ES2022 introduced several improvements, including new class features, array and object enhancements, and top-level await.
1. Class Fields and Private Methods
- Public and private fields (
#
prefix denotes private). - Private methods and accessors (
#
for methods and getters/setters).
Example:
class Person {
name; // Public field
#age; // Private field
constructor(name, age) {
this.name = name;
this.#age = age;
}
#getAge() { // Private method
return this.#age;
}
getInfo() {
return `${this.name} is ${this.#getAge()} years old`;
}
}
const alice = new Person("Alice", 25);
console.log(alice.getInfo()); // ✅ "Alice is 25 years old"

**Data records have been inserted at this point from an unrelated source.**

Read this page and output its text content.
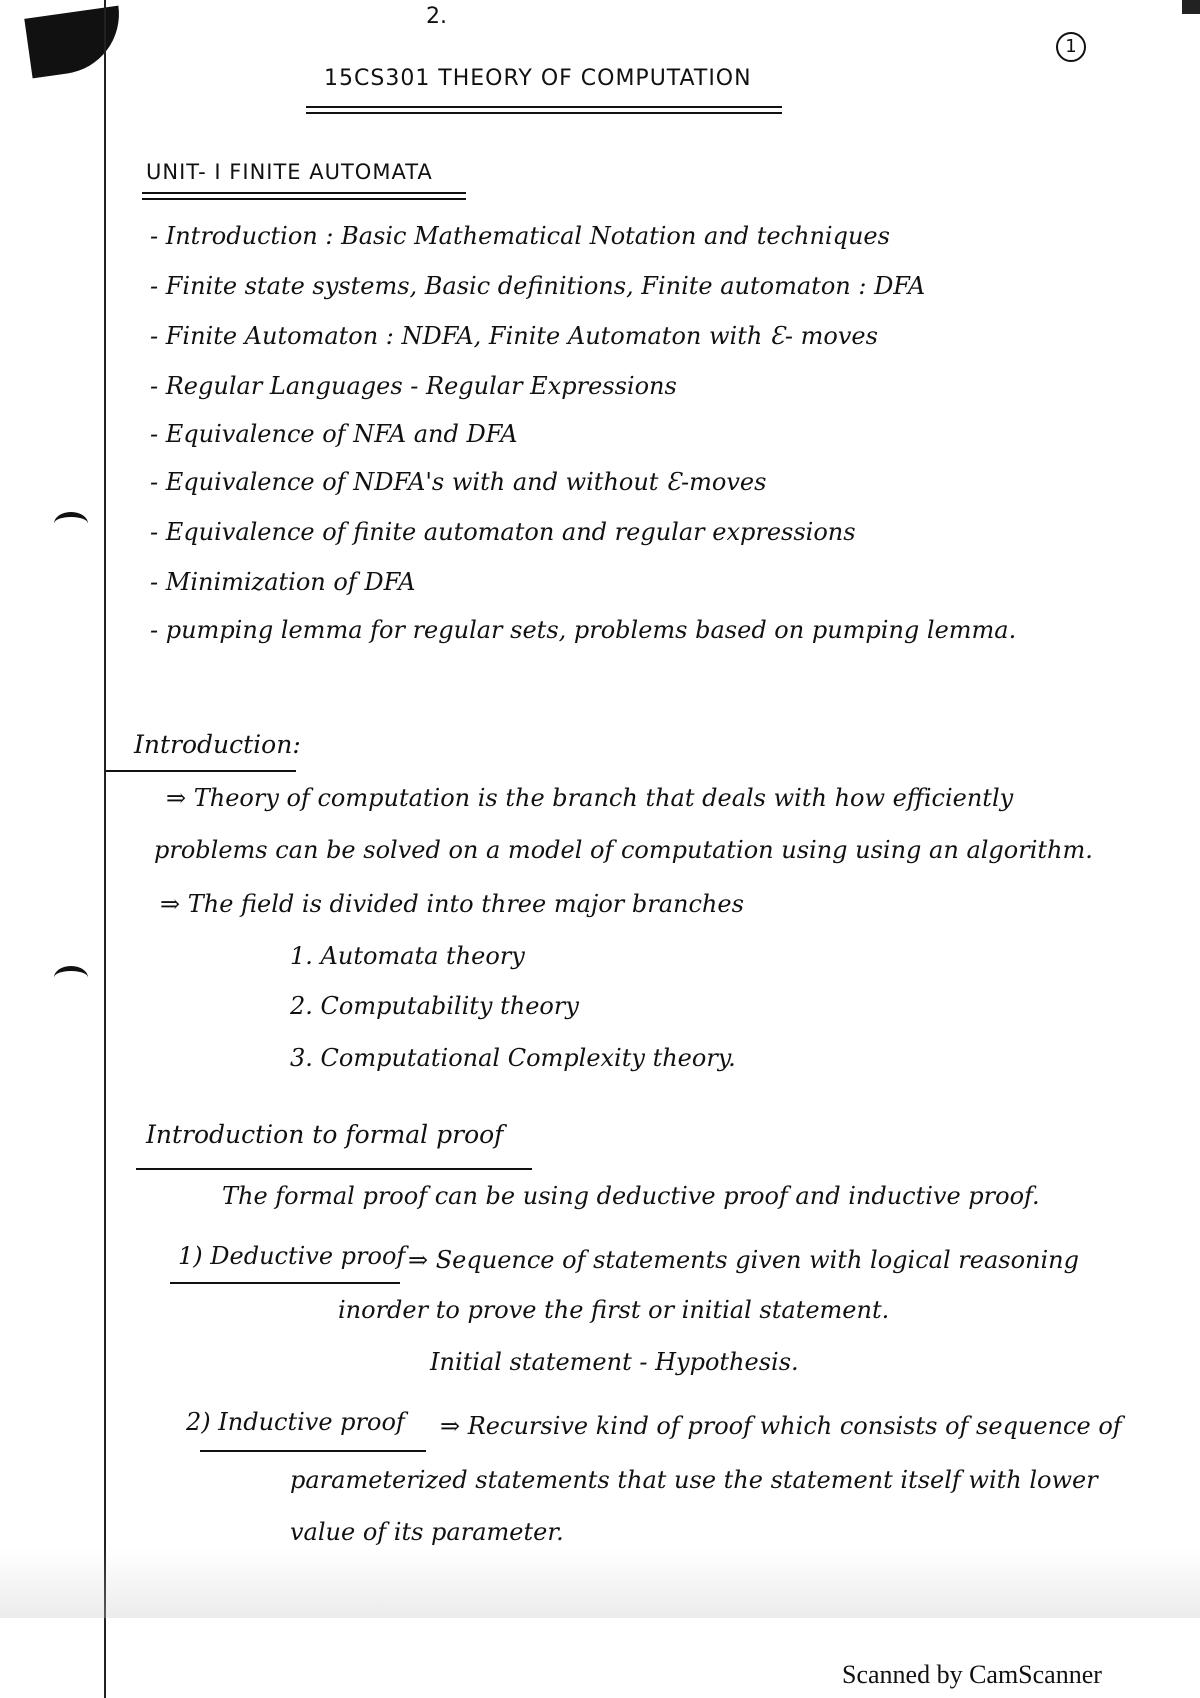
2.
1
15CS301 THEORY OF COMPUTATION
UNIT- I FINITE AUTOMATA
- Introduction : Basic Mathematical Notation and techniques
- Finite state systems, Basic definitions, Finite automaton : DFA
- Finite Automaton : NDFA, Finite Automaton with Ɛ- moves
- Regular Languages - Regular Expressions
- Equivalence of NFA and DFA
- Equivalence of NDFA's with and without Ɛ-moves
- Equivalence of finite automaton and regular expressions
- Minimization of DFA
- pumping lemma for regular sets, problems based on pumping lemma.
Introduction:
⇒ Theory of computation is the branch that deals with how efficiently
problems can be solved on a model of computation using using an algorithm.
⇒ The field is divided into three major branches
1. Automata theory
2. Computability theory
3. Computational Complexity theory.
Introduction to formal proof
The formal proof can be using deductive proof and inductive proof.
1) Deductive proof ⇒ Sequence of statements given with logical reasoning
inorder to prove the first or initial statement.
Initial statement - Hypothesis.
2) Inductive proof ⇒ Recursive kind of proof which consists of sequence of
parameterized statements that use the statement itself with lower
value of its parameter.
Scanned by CamScanner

// console.log(alice.#age); // ❌ SyntaxError: Private field '#age' must be declared in an enclosing class
2. Static Class Fields and Methods
- Classes can now define static fields and private static fields.
Example:
class Counter {
static count = 0; // Public static field
static #secret = 42; // Private static field
static increment() {
this.count++;
}
static getSecret() {
return this.#secret;
}
}
Counter.increment();
console.log(Counter.count); // ✅ 1
console.log(Counter.getSecret()); // ✅ 42
3. Object.hasOwn()
(Finalized)
- A safer alternative to
Object.prototype.hasOwnProperty()
.
Example:
const obj = { a: 1 };
console.log(Object.hasOwn(obj, "a")); // ✅ true
console.log(Object.hasOwn(obj, "b")); // ✅ false
4. RegExp Match Indices (/d
Flag)
- Provides start and end positions of matches.
Example:
const regex = /hello/d;
const match = regex.exec("hello world");
console.log(match.indices[0]); // ✅ [0, 5] (start and end positions)
5. Error.cause
Property
- Allows errors to store their original cause.
Example:
try {
throw new Error("Something went wrong", { cause: "Database connection failed" });
} catch (error) {
console.log(error.message); // ✅ "Something went wrong"

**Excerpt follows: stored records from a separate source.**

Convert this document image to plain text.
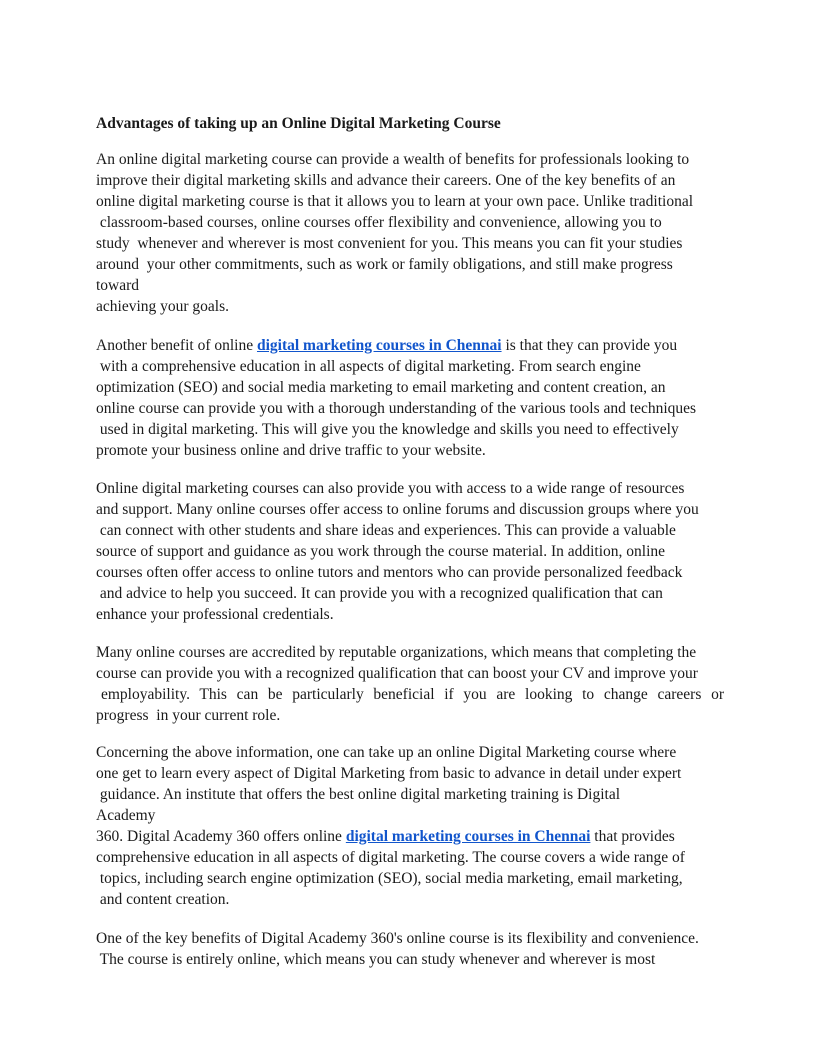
Advantages of taking up an Online Digital Marketing Course
An online digital marketing course can provide a wealth of benefits for professionals looking to
improve their digital marketing skills and advance their careers. One of the key benefits of an
online digital marketing course is that it allows you to learn at your own pace. Unlike traditional
classroom-based courses, online courses offer flexibility and convenience, allowing you to
study  whenever and wherever is most convenient for you. This means you can fit your studies
around  your other commitments, such as work or family obligations, and still make progress
toward
achieving your goals.
Another benefit of online digital marketing courses in Chennai is that they can provide you
with a comprehensive education in all aspects of digital marketing. From search engine
optimization (SEO) and social media marketing to email marketing and content creation, an
online course can provide you with a thorough understanding of the various tools and techniques
used in digital marketing. This will give you the knowledge and skills you need to effectively
promote your business online and drive traffic to your website.
Online digital marketing courses can also provide you with access to a wide range of resources
and support. Many online courses offer access to online forums and discussion groups where you
can connect with other students and share ideas and experiences. This can provide a valuable
source of support and guidance as you work through the course material. In addition, online
courses often offer access to online tutors and mentors who can provide personalized feedback
and advice to help you succeed. It can provide you with a recognized qualification that can
enhance your professional credentials.
Many online courses are accredited by reputable organizations, which means that completing the
course can provide you with a recognized qualification that can boost your CV and improve your
employability. This can be particularly beneficial if you are looking to change careers or
progress  in your current role.
Concerning the above information, one can take up an online Digital Marketing course where
one get to learn every aspect of Digital Marketing from basic to advance in detail under expert
guidance. An institute that offers the best online digital marketing training is Digital
Academy
360. Digital Academy 360 offers online digital marketing courses in Chennai that provides
comprehensive education in all aspects of digital marketing. The course covers a wide range of
topics, including search engine optimization (SEO), social media marketing, email marketing,
and content creation.
One of the key benefits of Digital Academy 360's online course is its flexibility and convenience.
The course is entirely online, which means you can study whenever and wherever is most
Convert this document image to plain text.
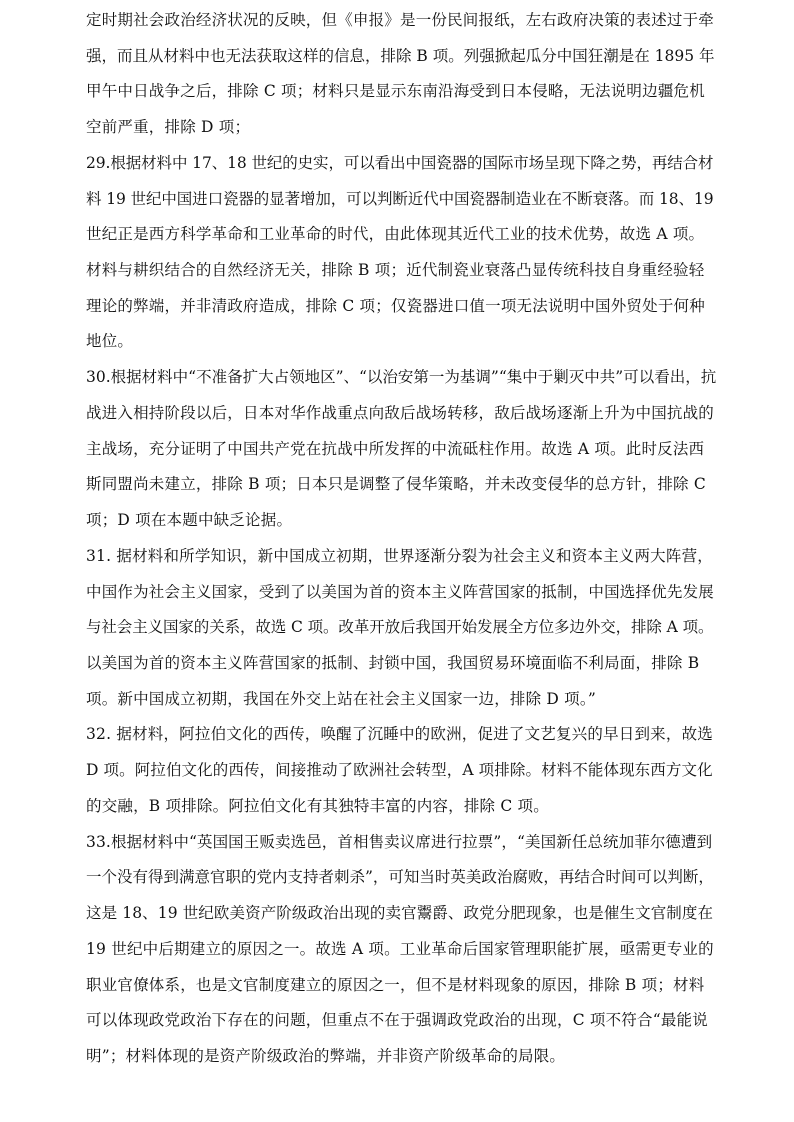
定时期社会政治经济状况的反映，但《申报》是一份民间报纸，左右政府决策的表述过于牵
强，而且从材料中也无法获取这样的信息，排除 B 项。列强掀起瓜分中国狂潮是在 1895 年
甲午中日战争之后，排除 C 项；材料只是显示东南沿海受到日本侵略，无法说明边疆危机
空前严重，排除 D 项；
29.根据材料中 17、18 世纪的史实，可以看出中国瓷器的国际市场呈现下降之势，再结合材
料 19 世纪中国进口瓷器的显著增加，可以判断近代中国瓷器制造业在不断衰落。而 18、19
世纪正是西方科学革命和工业革命的时代，由此体现其近代工业的技术优势，故选 A 项。
材料与耕织结合的自然经济无关，排除 B 项；近代制瓷业衰落凸显传统科技自身重经验轻
理论的弊端，并非清政府造成，排除 C 项；仅瓷器进口值一项无法说明中国外贸处于何种
地位。
30.根据材料中“不准备扩大占领地区”、“以治安第一为基调”“集中于剿灭中共”可以看出，抗
战进入相持阶段以后，日本对华作战重点向敌后战场转移，敌后战场逐渐上升为中国抗战的
主战场，充分证明了中国共产党在抗战中所发挥的中流砥柱作用。故选 A 项。此时反法西
斯同盟尚未建立，排除 B 项；日本只是调整了侵华策略，并未改变侵华的总方针，排除 C
项；D 项在本题中缺乏论据。
31. 据材料和所学知识，新中国成立初期，世界逐渐分裂为社会主义和资本主义两大阵营，
中国作为社会主义国家，受到了以美国为首的资本主义阵营国家的抵制，中国选择优先发展
与社会主义国家的关系，故选 C 项。改革开放后我国开始发展全方位多边外交，排除 A 项。
以美国为首的资本主义阵营国家的抵制、封锁中国，我国贸易环境面临不利局面，排除 B
项。新中国成立初期，我国在外交上站在社会主义国家一边，排除 D 项。”
32. 据材料，阿拉伯文化的西传，唤醒了沉睡中的欧洲，促进了文艺复兴的早日到来，故选
D 项。阿拉伯文化的西传，间接推动了欧洲社会转型，A 项排除。材料不能体现东西方文化
的交融，B 项排除。阿拉伯文化有其独特丰富的内容，排除 C 项。
33.根据材料中“英国国王贩卖选邑，首相售卖议席进行拉票”，“美国新任总统加菲尔德遭到
一个没有得到满意官职的党内支持者刺杀”，可知当时英美政治腐败，再结合时间可以判断，
这是 18、19 世纪欧美资产阶级政治出现的卖官鬻爵、政党分肥现象，也是催生文官制度在
19 世纪中后期建立的原因之一。故选 A 项。工业革命后国家管理职能扩展，亟需更专业的
职业官僚体系，也是文官制度建立的原因之一，但不是材料现象的原因，排除 B 项；材料
可以体现政党政治下存在的问题，但重点不在于强调政党政治的出现，C 项不符合“最能说
明”；材料体现的是资产阶级政治的弊端，并非资产阶级革命的局限。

console.log(error.cause); // ✅ "Database connection failed"
}
6. Array.prototype.at()
- Allows negative indexing for arrays and strings.
Example:
const arr = [10, 20, 30];
console.log(arr.at(-1)); // ✅ 30 (last element)
7. Top-Level await
in Modules
await
can be used outside async functions in ES modules.
Example:
const data = await fetch("https://jsonplaceholder.typicode.com/todos/1").then(res => res.json());
console.log(data);
(Works in ES modules, not in CommonJS.)